He spake, and poised the lengthy spear,
Launched it, and smote the shield, good at all points,
Of Priamides.

Whereat, indeed,
The weighty spear pierced through the brilliant shield,
And through his corselet, richly dight, was planted.
Cut did the spear right through his coat of mail;
He bent aside and so 'scaped gloomy death.
Anon, the son of Atreus plucked him forth
His silver-studded sword, raised it aloft,
And smote the foeman's helmet-peak, whereon,
In pieces three and four from out his hand,
Shattered it fell, and wailed out to Father Zeus.
Then darted on and seized him by the helmet
Bushy with horse-hair, turned about, and now
Was dragging him toward the fair-greaved Argives
And sorely did the rich-embroidered thong,
The helmet's throat-lash, which beneath his chin
Was at full stretch, now press his tender throat.

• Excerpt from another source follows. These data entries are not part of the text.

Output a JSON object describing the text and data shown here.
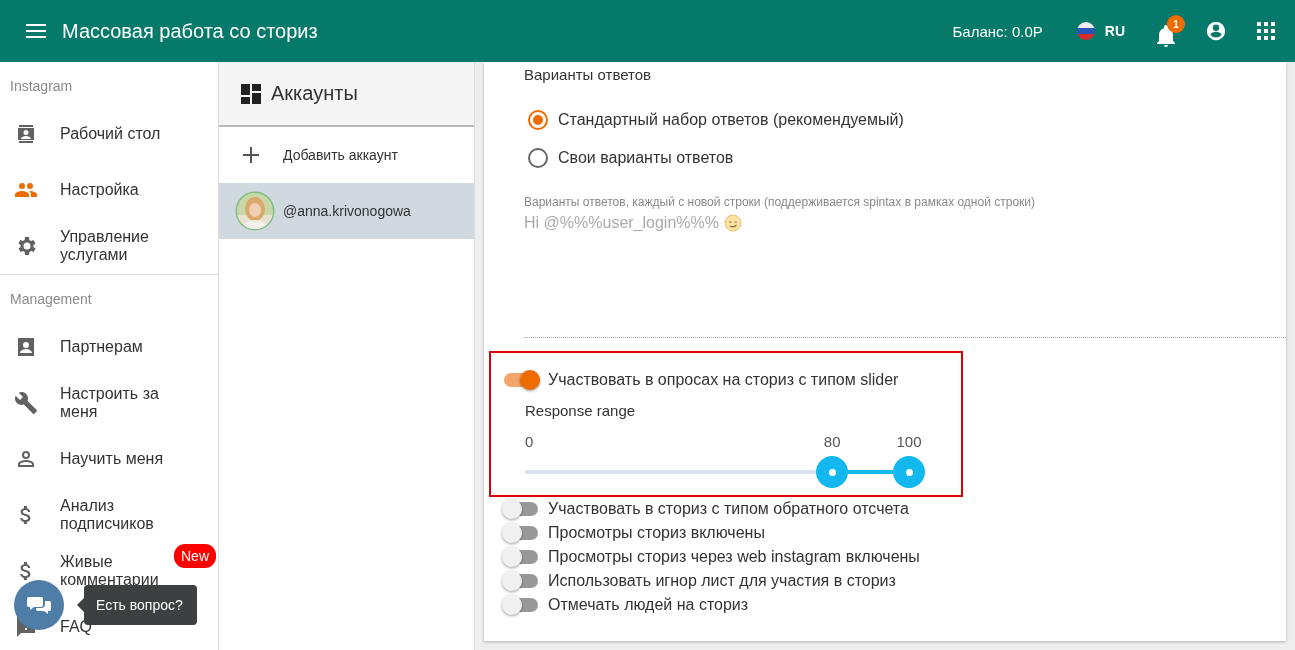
{
  "header": {
    "title": "Массовая работа со сториз",
    "balance": "Баланс: 0.0Р",
    "language": "RU",
    "notification_count": "1"
  },
  "sidebar": {
    "sections": [
      {
        "title": "Instagram",
        "items": [
          {
            "label": "Рабочий стол",
            "selected": false
          },
          {
            "label": "Настройка",
            "selected": true
          },
          {
            "label": "Управление услугами",
            "selected": false
          }
        ]
      },
      {
        "title": "Management",
        "items": [
          {
            "label": "Партнерам",
            "selected": false
          },
          {
            "label": "Настроить за меня",
            "selected": false
          },
          {
            "label": "Научить меня",
            "selected": false
          },
          {
            "label": "Анализ подписчиков",
            "selected": false
          },
          {
            "label": "Живые комментарии",
            "selected": false,
            "badge": "New"
          },
          {
            "label": "FAQ",
            "selected": false
          }
        ]
      }
    ]
  },
  "chat": {
    "tooltip": "Есть вопрос?"
  },
  "accounts": {
    "title": "Аккаунты",
    "add_label": "Добавить аккаунт",
    "items": [
      {
        "handle": "@anna.krivonogowa",
        "selected": true
      }
    ]
  },
  "replies": {
    "title": "Варианты ответов",
    "options": [
      {
        "label": "Стандартный набор ответов (рекомендуемый)",
        "selected": true
      },
      {
        "label": "Свои варианты ответов",
        "selected": false
      }
    ],
    "field_label": "Варианты ответов, каждый с новой строки (поддерживается spintax в рамках одной строки)",
    "placeholder": "Hi @%%%user_login%%%"
  },
  "toggles": [
    {
      "kind": "slider",
      "label": "Участвовать в опросах на сториз с типом slider",
      "on": true,
      "highlighted": true,
      "slider": {
        "label": "Response range",
        "min_label": "0",
        "thumbs": [
          {
            "value": "80",
            "level": 0.8
          },
          {
            "value": "100",
            "level": 1
          }
        ]
      }
    },
    {
      "kind": "plain",
      "label": "Участвовать в сториз с типом обратного отсчета",
      "on": false
    },
    {
      "kind": "plain",
      "label": "Просмотры сториз включены",
      "on": false
    },
    {
      "kind": "plain",
      "label": "Просмотры сториз через web instagram включены",
      "on": false
    },
    {
      "kind": "plain",
      "label": "Использовать игнор лист для участия в сториз",
      "on": false
    },
    {
      "kind": "plain",
      "label": "Отмечать людей на сториз",
      "on": false
    }
  ]
}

Sure then both dragged him off had he, and gained
A countless glory. But back again rushed he,
Full bent on destroying him with brazen spear.

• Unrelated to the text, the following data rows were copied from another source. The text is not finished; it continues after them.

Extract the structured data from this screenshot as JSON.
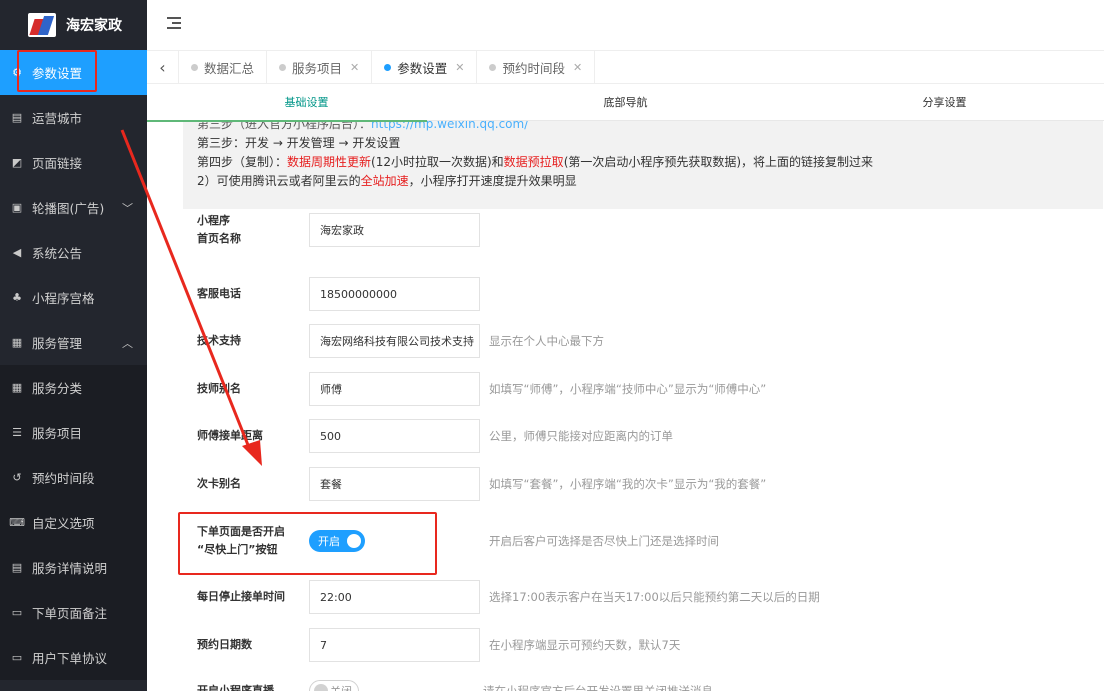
{
  "app": {
    "logo_text": "海宏家政"
  },
  "sidebar": {
    "items": [
      {
        "label": "参数设置",
        "icon": "gear-icon"
      },
      {
        "label": "运营城市",
        "icon": "clipboard-icon"
      },
      {
        "label": "页面链接",
        "icon": "link-icon"
      },
      {
        "label": "轮播图(广告)",
        "icon": "image-icon"
      },
      {
        "label": "系统公告",
        "icon": "speaker-icon"
      },
      {
        "label": "小程序宫格",
        "icon": "grid-sitemap-icon"
      },
      {
        "label": "服务管理",
        "icon": "list-icon"
      },
      {
        "label": "服务分类",
        "icon": "grid-icon"
      },
      {
        "label": "服务项目",
        "icon": "list-bullets-icon"
      },
      {
        "label": "预约时间段",
        "icon": "history-icon"
      },
      {
        "label": "自定义选项",
        "icon": "keyboard-icon"
      },
      {
        "label": "服务详情说明",
        "icon": "document-icon"
      },
      {
        "label": "下单页面备注",
        "icon": "note-icon"
      },
      {
        "label": "用户下单协议",
        "icon": "agreement-icon"
      }
    ]
  },
  "tabs": [
    {
      "label": "数据汇总"
    },
    {
      "label": "服务项目"
    },
    {
      "label": "参数设置"
    },
    {
      "label": "预约时间段"
    }
  ],
  "subtabs": [
    "基础设置",
    "底部导航",
    "分享设置"
  ],
  "tips": {
    "line1_prefix": "第三步（进入官方小程序后台）：",
    "line1_link": "https://mp.weixin.qq.com/",
    "line2": "第三步：开发 → 开发管理 → 开发设置",
    "line3_a": "第四步（复制）：",
    "line3_red1": "数据周期性更新",
    "line3_b": "(12小时拉取一次数据)和",
    "line3_red2": "数据预拉取",
    "line3_c": "(第一次启动小程序预先获取数据)，将上面的链接复制过来",
    "line4_a": "2）可使用腾讯云或者阿里云的",
    "line4_red": "全站加速",
    "line4_b": "，小程序打开速度提升效果明显"
  },
  "form": {
    "name_label_1": "小程序",
    "name_label_2": "首页名称",
    "name_value": "海宏家政",
    "phone_label": "客服电话",
    "phone_value": "18500000000",
    "support_label": "技术支持",
    "support_value": "海宏网络科技有限公司技术支持",
    "support_hint": "显示在个人中心最下方",
    "tech_label": "技师别名",
    "tech_value": "师傅",
    "tech_hint": "如填写“师傅”，小程序端“技师中心”显示为“师傅中心”",
    "distance_label": "师傅接单距离",
    "distance_value": "500",
    "distance_hint": "公里，师傅只能接对应距离内的订单",
    "card_label": "次卡别名",
    "card_value": "套餐",
    "card_hint": "如填写“套餐”，小程序端“我的次卡”显示为“我的套餐”",
    "asap_label_1": "下单页面是否开启",
    "asap_label_2": "“尽快上门”按钮",
    "asap_switch": "开启",
    "asap_hint": "开启后客户可选择是否尽快上门还是选择时间",
    "stop_label": "每日停止接单时间",
    "stop_value": "22:00",
    "stop_hint": "选择17:00表示客户在当天17:00以后只能预约第二天以后的日期",
    "days_label": "预约日期数",
    "days_value": "7",
    "days_hint": "在小程序端显示可预约天数，默认7天",
    "last_label": "开启小程序直播",
    "last_switch": "关闭",
    "last_hint": "请在小程序官方后台开发设置里关闭推送消息"
  },
  "colors": {
    "accent": "#1e9fff",
    "sidebar_bg": "#23262e",
    "annotation": "#e8281e"
  }
}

But Aphrodite readily, with ease-
As can a goddess,-rescued him, and hid
In a thick, darksome haze, and set him down
Within his fragrant chamber, sweet-perfumed.

Forth went she then to summon Helen.
She likened herself to an aged ancient dame.

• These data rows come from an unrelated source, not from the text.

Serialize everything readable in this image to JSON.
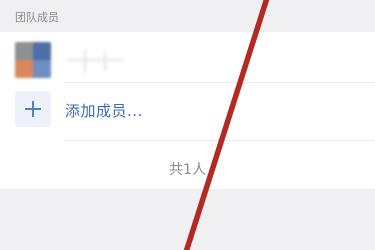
{
  "section": {
    "title": "团队成员"
  },
  "add_member": {
    "label": "添加成员..."
  },
  "footer": {
    "count_text": "共1人"
  },
  "icons": {
    "add": "plus-icon"
  },
  "colors": {
    "accent": "#386cb5",
    "strike": "#b22a22"
  }
}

Then of her nectarous garments took she hold,
And addressed her, saying: "Lord Paris calls thee."

The fair lady spoke this word aloud:
“Madam ! why thus art longing to catch me?
Wouldst lead me further still, to some fair towns,
Lovely Mæonia's pleasant towns, or Phrygia's ?
Thenceforth blame would all the Trojan women,
And endless pangs at heart I endure already.”
Unto her, then, the goddess Aphrodite
In wrath spake thus: "Anger me not! O cruel !
Lest all in wrath I abandon thee and hate thee,
And haply a sorry death so shouldst thou perish.”
She spake, and Jove-sprung Helen was afraid,
And went in silence to Alexander's abode.
Turning her eyes aside, with this word
She chid her lord : “Thou hast come from out the combat!
Would hadst thou perished upon the spot,
Slain by that doughty warrior, my first lord ! ”
Spake Paris thus in answer : “Chide me not,
O woman, with reproaches hard to bear.
For beaten, indeed, has Menelaus now,
By Athene's help; but I'll beat him hereafter ! ”
Meanwhile, Atrides, all about the throng,
Went to and fro, like a savage beast,
If haply he might anywhere descry
The godlike Alexander; but not one
Could point out Paris. Then to Menelaus-
Hateful was he become as gloomy death,
Spake Agamemnon: “Hear me, 0 Trojans,
And Dardans, and ye allies ! The mastery, indeed,
Is clearly shown on side of Menelaus,
The friend of Ares. You, then, give ye up
The Argive Helen, and all her havings with her,
And pay the compensation as 'tis fitting;
Which to our folk shall sure belong, e'en ever."
So spake Atrides; and thereat with shout
Approved the Achaians all, the host throughout.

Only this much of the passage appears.